For students to succeed, they require strong desire, commitment and determination to reach their destinations. They need to consider what it takes to be successful, so they can figure out appropriate learning strategies, develop necessary skills and capacities, and reduce the chances of acting blindly, wasting precious time, resources and opportunities.

Students will need to determine the most effective routes to achieve their desired outcomes. However, flexibility is key - especially when they need to revise some of their plans, and possibly explore new solutions in order to triumph in navigating their way through life’s challenges. Some essential learning will feel tedious, and some will be exhilarating. It will all take time, so patience and perseverance are vital.

Students need to monitor their progress and results, constantly mapping them against their plans, taking corrective action, and even amending their objectives.


Inevitably, travellers will encounter the unexpected; setbacks, barriers, challenges, problems, clashes, failings and vulnerabilities. Personal values can provide the strength needed in tricky situations. It’s important that pupils remain true to themselves - withstanding pressures and tension, staying on track, accepting failures along the way, and yet remaining resolute about making progress. Shared values can provide a leader and their followers with the glue to stick together through adversity.

Students need to appreciate that to consolidate their learning, effort, deliberate practice and perseverance are critical. Success comes from deep and sustained commitment. They need unswerving commitment to their dreams, otherwise efforts will flag.


Teachers are role models. Many a successful leader has paid glowing tributes to how a certain teacher believed in him or her. Such past role models are both a mentor and a coach, clearly loved learning and nurtured life-changing building blocks for that person’s learning and fulfilment. Crucially, this teacher will have cared about their pupils, and wanted them to succeed. The teacher was a leader.

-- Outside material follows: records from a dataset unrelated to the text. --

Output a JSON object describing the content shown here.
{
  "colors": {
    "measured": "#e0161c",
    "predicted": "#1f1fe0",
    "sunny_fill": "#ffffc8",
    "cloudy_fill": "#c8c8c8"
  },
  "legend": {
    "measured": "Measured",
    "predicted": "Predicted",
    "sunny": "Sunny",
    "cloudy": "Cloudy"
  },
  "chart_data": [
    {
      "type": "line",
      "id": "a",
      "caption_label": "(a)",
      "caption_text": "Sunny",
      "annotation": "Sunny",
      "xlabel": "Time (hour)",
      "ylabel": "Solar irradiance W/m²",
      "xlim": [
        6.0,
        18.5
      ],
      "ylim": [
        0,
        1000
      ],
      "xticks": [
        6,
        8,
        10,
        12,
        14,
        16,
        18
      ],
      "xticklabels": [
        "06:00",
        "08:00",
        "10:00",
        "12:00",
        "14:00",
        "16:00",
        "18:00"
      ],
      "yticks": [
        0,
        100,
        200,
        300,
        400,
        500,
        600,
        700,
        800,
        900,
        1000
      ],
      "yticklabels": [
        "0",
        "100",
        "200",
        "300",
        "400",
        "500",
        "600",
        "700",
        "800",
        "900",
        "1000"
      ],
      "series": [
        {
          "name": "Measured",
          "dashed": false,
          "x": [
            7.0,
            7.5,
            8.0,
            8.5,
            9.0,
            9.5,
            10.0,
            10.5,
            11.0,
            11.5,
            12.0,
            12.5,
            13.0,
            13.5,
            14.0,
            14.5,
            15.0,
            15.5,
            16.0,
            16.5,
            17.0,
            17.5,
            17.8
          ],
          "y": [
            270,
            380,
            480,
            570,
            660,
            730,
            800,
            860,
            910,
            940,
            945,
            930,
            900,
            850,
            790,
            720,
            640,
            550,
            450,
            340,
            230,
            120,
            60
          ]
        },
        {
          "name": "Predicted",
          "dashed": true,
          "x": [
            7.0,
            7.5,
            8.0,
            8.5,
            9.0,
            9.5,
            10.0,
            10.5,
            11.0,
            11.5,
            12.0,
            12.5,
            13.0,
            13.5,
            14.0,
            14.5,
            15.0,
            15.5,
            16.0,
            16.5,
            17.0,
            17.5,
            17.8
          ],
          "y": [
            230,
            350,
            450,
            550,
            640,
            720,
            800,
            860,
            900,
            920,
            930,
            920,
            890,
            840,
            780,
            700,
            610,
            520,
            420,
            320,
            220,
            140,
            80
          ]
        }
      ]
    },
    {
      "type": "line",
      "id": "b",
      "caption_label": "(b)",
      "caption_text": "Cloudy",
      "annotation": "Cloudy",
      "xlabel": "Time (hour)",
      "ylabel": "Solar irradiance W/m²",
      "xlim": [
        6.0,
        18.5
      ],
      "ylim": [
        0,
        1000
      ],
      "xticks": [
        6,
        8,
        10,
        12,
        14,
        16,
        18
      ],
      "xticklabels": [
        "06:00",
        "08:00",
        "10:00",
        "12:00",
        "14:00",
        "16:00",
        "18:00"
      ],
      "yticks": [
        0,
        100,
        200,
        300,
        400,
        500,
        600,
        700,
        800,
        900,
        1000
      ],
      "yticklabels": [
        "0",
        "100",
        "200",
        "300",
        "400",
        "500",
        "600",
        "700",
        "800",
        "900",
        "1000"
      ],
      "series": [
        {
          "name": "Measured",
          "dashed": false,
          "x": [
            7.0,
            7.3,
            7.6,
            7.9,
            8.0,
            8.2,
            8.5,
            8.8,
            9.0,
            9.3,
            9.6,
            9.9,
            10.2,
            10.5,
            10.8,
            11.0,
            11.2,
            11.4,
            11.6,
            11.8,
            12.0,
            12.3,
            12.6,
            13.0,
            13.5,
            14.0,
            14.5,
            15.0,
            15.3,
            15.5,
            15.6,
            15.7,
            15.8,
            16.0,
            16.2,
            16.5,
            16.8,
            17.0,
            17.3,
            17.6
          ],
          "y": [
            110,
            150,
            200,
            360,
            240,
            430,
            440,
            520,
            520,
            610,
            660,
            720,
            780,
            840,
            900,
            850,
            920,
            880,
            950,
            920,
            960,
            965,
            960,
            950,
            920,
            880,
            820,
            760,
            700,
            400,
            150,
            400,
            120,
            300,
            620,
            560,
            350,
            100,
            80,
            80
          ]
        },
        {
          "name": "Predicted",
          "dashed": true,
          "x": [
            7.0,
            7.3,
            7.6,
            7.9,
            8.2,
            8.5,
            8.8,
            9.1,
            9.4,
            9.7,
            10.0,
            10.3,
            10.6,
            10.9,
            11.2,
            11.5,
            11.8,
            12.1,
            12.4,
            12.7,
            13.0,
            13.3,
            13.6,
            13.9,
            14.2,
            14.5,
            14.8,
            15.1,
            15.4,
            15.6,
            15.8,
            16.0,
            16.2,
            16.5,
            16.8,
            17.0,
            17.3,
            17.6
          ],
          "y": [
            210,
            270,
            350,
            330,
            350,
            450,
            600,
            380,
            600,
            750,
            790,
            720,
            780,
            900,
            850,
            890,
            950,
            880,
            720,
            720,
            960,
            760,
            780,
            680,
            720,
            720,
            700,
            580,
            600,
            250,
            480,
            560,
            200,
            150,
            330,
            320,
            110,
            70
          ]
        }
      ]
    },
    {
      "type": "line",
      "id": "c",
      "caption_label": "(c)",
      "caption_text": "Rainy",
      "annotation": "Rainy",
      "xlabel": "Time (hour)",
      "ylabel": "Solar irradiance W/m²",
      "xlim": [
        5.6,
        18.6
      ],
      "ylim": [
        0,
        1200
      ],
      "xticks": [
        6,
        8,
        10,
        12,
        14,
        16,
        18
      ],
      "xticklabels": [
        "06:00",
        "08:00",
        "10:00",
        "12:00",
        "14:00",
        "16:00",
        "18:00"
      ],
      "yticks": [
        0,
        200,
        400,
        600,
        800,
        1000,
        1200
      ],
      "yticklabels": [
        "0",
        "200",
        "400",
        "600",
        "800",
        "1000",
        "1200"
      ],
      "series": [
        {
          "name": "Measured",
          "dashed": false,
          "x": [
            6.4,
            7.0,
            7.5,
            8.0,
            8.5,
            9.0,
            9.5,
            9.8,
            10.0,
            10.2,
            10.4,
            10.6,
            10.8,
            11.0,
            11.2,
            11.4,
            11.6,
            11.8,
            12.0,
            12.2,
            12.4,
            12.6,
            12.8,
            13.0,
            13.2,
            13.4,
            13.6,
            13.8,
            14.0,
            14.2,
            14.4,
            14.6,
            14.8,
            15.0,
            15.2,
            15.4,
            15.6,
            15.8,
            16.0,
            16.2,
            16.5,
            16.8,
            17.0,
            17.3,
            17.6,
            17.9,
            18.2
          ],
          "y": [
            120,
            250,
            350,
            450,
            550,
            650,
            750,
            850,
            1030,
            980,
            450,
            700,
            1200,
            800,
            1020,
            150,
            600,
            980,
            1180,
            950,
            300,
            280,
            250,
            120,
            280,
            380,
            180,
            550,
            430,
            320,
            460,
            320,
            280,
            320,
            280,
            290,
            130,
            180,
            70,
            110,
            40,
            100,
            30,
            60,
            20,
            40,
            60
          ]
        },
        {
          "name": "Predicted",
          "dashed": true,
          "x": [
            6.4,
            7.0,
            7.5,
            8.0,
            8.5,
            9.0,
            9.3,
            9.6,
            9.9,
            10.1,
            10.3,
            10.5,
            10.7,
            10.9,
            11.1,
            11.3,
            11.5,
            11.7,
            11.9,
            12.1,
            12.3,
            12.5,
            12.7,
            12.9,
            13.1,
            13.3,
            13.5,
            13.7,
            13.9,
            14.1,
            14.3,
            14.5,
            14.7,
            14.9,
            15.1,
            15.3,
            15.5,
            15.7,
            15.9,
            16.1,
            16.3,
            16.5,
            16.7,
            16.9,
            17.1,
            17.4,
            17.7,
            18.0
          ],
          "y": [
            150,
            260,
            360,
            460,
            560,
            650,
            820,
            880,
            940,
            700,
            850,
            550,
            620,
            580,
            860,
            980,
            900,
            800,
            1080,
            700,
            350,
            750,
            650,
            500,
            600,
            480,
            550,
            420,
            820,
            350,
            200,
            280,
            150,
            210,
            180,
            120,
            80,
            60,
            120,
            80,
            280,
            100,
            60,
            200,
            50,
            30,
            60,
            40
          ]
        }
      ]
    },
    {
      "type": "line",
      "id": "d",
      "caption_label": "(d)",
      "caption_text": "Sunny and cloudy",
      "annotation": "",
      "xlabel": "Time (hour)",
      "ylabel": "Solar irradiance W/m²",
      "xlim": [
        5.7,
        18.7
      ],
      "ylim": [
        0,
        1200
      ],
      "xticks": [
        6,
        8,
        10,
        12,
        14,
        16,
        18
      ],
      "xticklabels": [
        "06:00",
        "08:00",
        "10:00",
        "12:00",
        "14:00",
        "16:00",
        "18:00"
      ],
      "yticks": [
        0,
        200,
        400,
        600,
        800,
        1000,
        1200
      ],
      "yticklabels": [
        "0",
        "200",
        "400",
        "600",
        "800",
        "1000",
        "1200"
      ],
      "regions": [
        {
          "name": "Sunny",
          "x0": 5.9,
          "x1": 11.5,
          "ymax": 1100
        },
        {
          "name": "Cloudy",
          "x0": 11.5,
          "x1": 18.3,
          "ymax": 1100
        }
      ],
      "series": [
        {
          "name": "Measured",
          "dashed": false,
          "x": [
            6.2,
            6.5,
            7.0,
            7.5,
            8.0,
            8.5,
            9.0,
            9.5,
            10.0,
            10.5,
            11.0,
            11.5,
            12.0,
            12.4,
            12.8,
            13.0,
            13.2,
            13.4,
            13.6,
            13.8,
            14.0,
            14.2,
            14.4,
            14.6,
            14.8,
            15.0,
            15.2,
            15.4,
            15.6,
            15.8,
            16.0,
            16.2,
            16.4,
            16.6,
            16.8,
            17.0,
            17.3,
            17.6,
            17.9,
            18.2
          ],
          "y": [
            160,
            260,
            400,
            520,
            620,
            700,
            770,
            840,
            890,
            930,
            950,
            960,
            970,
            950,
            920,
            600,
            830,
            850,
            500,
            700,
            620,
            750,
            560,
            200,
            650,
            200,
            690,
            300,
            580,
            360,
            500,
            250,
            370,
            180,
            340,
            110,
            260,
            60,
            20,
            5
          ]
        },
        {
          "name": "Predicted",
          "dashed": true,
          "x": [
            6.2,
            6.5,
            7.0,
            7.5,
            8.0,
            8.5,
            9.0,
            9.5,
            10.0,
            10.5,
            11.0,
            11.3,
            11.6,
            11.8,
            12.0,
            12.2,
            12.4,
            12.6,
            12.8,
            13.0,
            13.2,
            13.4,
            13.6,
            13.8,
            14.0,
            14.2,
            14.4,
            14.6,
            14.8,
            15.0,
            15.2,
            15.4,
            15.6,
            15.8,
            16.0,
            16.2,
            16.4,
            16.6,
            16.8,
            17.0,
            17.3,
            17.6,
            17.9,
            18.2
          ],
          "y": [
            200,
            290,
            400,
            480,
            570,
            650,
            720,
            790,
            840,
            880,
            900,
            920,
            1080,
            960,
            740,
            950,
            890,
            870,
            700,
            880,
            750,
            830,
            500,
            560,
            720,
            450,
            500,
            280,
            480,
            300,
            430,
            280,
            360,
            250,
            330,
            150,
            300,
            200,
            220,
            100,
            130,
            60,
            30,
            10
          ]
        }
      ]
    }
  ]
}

Teachers who are supportive and use their professional judgement - not just to determine how best to get through a curriculum, but also in ways that look outwards into the wider world - are opening up their students to possibilities and dreams. They are also fostering strategies that will consolidate and deepen their students’ learning, and in doing so are laying foundations and enhancing skills, dispositions and motivations.

The inner journey is vital, embracing self-questioning and reflection.

Schools that create a culture of leadership promote character strengths and encourage their students to verbalise and seek help when necessary. The adults making up the school community are ambitious for their young citizens, and encourage ever-higher standards. They proactively enable their students to transfer learning to other contexts. They know that working with others is a very powerful means of extending opportunities for personal growth and development. They encourage the listening to others in discussion, and seek ways of helping students to make connections between what is being learnt with what is happening beyond the school gates. They are constantly extending their own knowledge and practices, gently helping students realise what they don’t yet know.